This Saturday, Clinton residents can seize the opportunity to safely and responsibly clean out their medicine cabinets. A coalition of public health, child safety, law enforcement and environmental organizations teamed up to organize free “Take Back” events across the state. The groups want to keep drugs and medicines out of the wrong hands and public water supplies.
Last year, Clinton and Sampson County residents turned over close to 5,000 old prescriptions and over-the-counter drugs to law enforcement officers as part of “Operation Medicine Drop;” this year, officials are hoping to double that number.

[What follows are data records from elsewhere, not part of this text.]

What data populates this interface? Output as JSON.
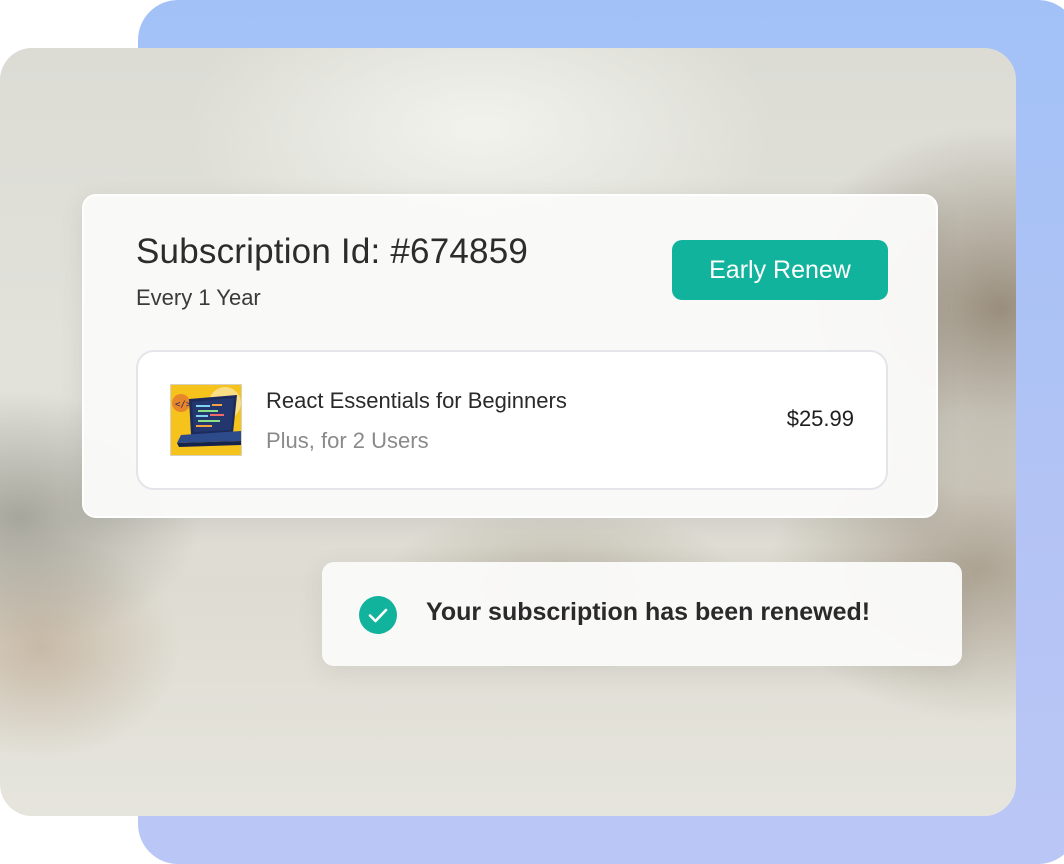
{
  "subscription": {
    "title": "Subscription Id: #674859",
    "frequency": "Every 1 Year",
    "renew_button_label": "Early Renew"
  },
  "product": {
    "thumbnail_icon": "laptop-code-icon",
    "name": "React Essentials for Beginners",
    "plan": "Plus, for 2 Users",
    "price": "$25.99"
  },
  "toast": {
    "icon": "check-circle-icon",
    "message": "Your subscription has been renewed!"
  },
  "colors": {
    "accent": "#12b39c",
    "back_panel": "#a2c2f7"
  }
}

This year’s event will take place Saturday, Oct. 29, from 10 a.m. to 2 p.m., in front of Walmart in Clinton; and for the first time in the event’s two-year history here, a second location, at Clinton Drug, will be available.
“We are really excited about it,” asserted police Detective Anthony Davis. “We have two locations and are looking forward to getting out there and collecting these unwanted drugs.”
“Operation Medicine Drop” is designed to cut down on prescription drug abuse by encouraging people to properly dispose of old drugs that are no longer needed.
“We get all kinds, from the people who have old, outdated medicines that they don’t know what to do with to a relative whose loved one recently died leaving many medicines in their cabinet,” he said. “We get a lot of questions from the public too, which is always great as well. We will explain how important it is to bring them to us so we can dispose of them properly.”
According to the N.C. Division of Public Health, fatal drug overdoses are now a leading cause of death due to unintentional injury in the U.S., second only to motor vehicle accidents. Prescription and over-the-counter medications cause more than three-fourths of all unintentional poisonings in North Carolina. Among the drugs that have been collected across the state were controlled substances such as Hydrocodone, Oxycodone, and Fentanyl patches.
“If you have drugs that you don’t want anymore, you can bring them to one of these events and we’ll take them off your hands,” said Jennifer Canada with the State Bureau of Investigation. “We won’t ask any questions about what you have or how you got it.”
About 1 in 5 North Carolina teenagers have tried to get high with prescription medicine, and they usually get the drugs by stealing them from family and friends’ medicine cabinets. There are more deaths today from prescription drug overdoses than there were at the peak of the heroin crisis in the 1970s or the crack cocaine crisis of the 1990s.
“If you flush your leftover medicines down the toilet, they pollute our water,” said Heather Jacobs Deck, Pamlico-Tar Riverkeeper, one of the sponsors. “Then everybody’s taking your medicine without a prescription.”
Government scientists have turned up traces of a wide variety of medicines — pain killers, antibiotics, birth control pills, mood stabilizers, and others — in rivers, lakes, and streams across the country.